Expanded donor criteria poses increased risk for late phase complications such as fibrosis that lead to graft dysfunction in liver transplantation. There remains a need to elucidate the precise mechanisms of post-transplant liver damage in order to improve the long-term outcomes of marginal liver grafts. In this study, we aimed to examine the role of oval cells in fibrogenic development of marginal liver grafts and explore the underlying mechanisms. : Using an orthotopic rat liver transplantation model and human post-transplant liver biopsy tissues, the dynamics of oval cells in marginal liver grafts was evaluated by the platform integrating immuno-labeling techniques and ultrastructure examination. Underlying mechanisms were further explored in oval cells and an Aldose reductase (AR) knockout mouse model simulating marginal graft injury. We demonstrated that activation of aldose reductase initiated oval cell proliferation in small-for-size fatty grafts during ductular reaction at the early phase after transplantation. These proliferative oval cells subsequently showed prevailing biliary differentiation and exhibited features of mesenchymal transition including dynamically co-expressing epithelial and mesenchymal markers, developing microstructures for extra-cellular matrix degradation (podosomes) or cell migration (filopodia and blebs), and acquiring the capacity in collagen production. Mechanistic studies further indicated that transition of oval cell-derived biliary cells toward mesenchymal phenotype ensued fibrogenesis in marginal grafts under the regulation of notch signaling pathway. Oval cell activation and their subsequent lineage commitment contribute to post-transplant fibrogenesis of small-for-size fatty liver grafts. Interventions targeting oval cell dynamics may serve as potential strategies to refine current clinical management.

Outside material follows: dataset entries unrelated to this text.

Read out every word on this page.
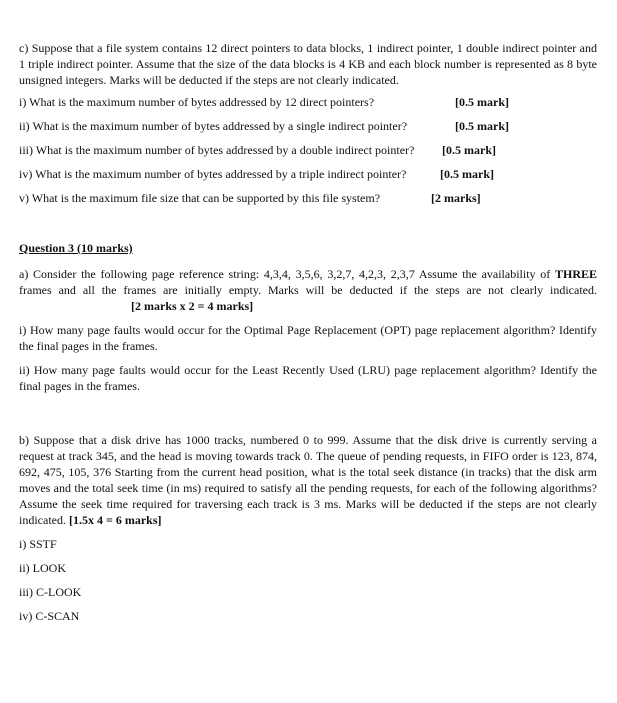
c) Suppose that a file system contains 12 direct pointers to data blocks, 1 indirect pointer, 1 double indirect pointer and 1 triple indirect pointer. Assume that the size of the data blocks is 4 KB and each block number is represented as 8 byte unsigned integers. Marks will be deducted if the steps are not clearly indicated.

i) What is the maximum number of bytes addressed by 12 direct pointers?	[0.5 mark]
ii) What is the maximum number of bytes addressed by a single indirect pointer?	[0.5 mark]
iii) What is the maximum number of bytes addressed by a double indirect pointer? [0.5 mark]
iv) What is the maximum number of bytes addressed by a triple indirect pointer?	[0.5 mark]
v) What is the maximum file size that can be supported by this file system?	[2 marks]

Question 3 (10 marks)

a) Consider the following page reference string: 4,3,4, 3,5,6, 3,2,7, 4,2,3, 2,3,7 Assume the availability of THREE frames and all the frames are initially empty. Marks will be deducted if the steps are not clearly indicated.[2 marks x 2 = 4 marks]

i) How many page faults would occur for the Optimal Page Replacement (OPT) page replacement algorithm? Identify the final pages in the frames.

ii) How many page faults would occur for the Least Recently Used (LRU) page replacement algorithm? Identify the final pages in the frames.

b) Suppose that a disk drive has 1000 tracks, numbered 0 to 999. Assume that the disk drive is currently serving a request at track 345, and the head is moving towards track 0. The queue of pending requests, in FIFO order is 123, 874, 692, 475, 105, 376 Starting from the current head position, what is the total seek distance (in tracks) that the disk arm moves and the total seek time (in ms) required to satisfy all the pending requests, for each of the following algorithms? Assume the seek time required for traversing each track is 3 ms. Marks will be deducted if the steps are not clearly indicated. [1.5x 4 = 6 marks]

i) SSTF
ii) LOOK
iii) C-LOOK
iv) C-SCAN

扩大供者标准会增加晚期并发症的风险,如纤维化,导致肝移植后移植物功能障碍。为了改善边缘供肝的长期预后,仍有必要阐明移植后肝损伤的确切机制。在这项研究中,我们旨在研究卵圆细胞在边缘肝移植物纤维化发展中的作用,并探讨其潜在机制。:我们使用原位大鼠肝移植模型和人移植后肝活检组织,通过整合免疫标记技术和超微结构检查的平台,评估边缘肝移植物中卵圆细胞的动态变化。在卵圆细胞和模拟边缘移植物损伤的醛糖还原酶(AR)敲除小鼠模型中进一步探讨了潜在机制。我们表明,醛糖还原酶的激活在移植后早期小管反应期间引发小体积脂肪移植物中卵圆细胞的增殖。这些增殖的卵圆细胞随后表现出明显的胆管分化,并表现出间充质转化的特征,包括动态共表达上皮和间充质标志物、形成细胞外基质降解(足突)或细胞迁移(微丝和小泡)的微结构,并获得胶原产生的能力。机制研究进一步表明,在 Notch 信号通路的调节下,卵圆细胞衍生的胆管细胞向间充质表型的转变导致边缘移植物中的纤维化。卵圆细胞的激活及其随后的谱系定向有助于小体积脂肪性肝移植物移植后的纤维化。针对卵圆细胞动力学的干预措施可能成为改善当前临床管理的潜在策略。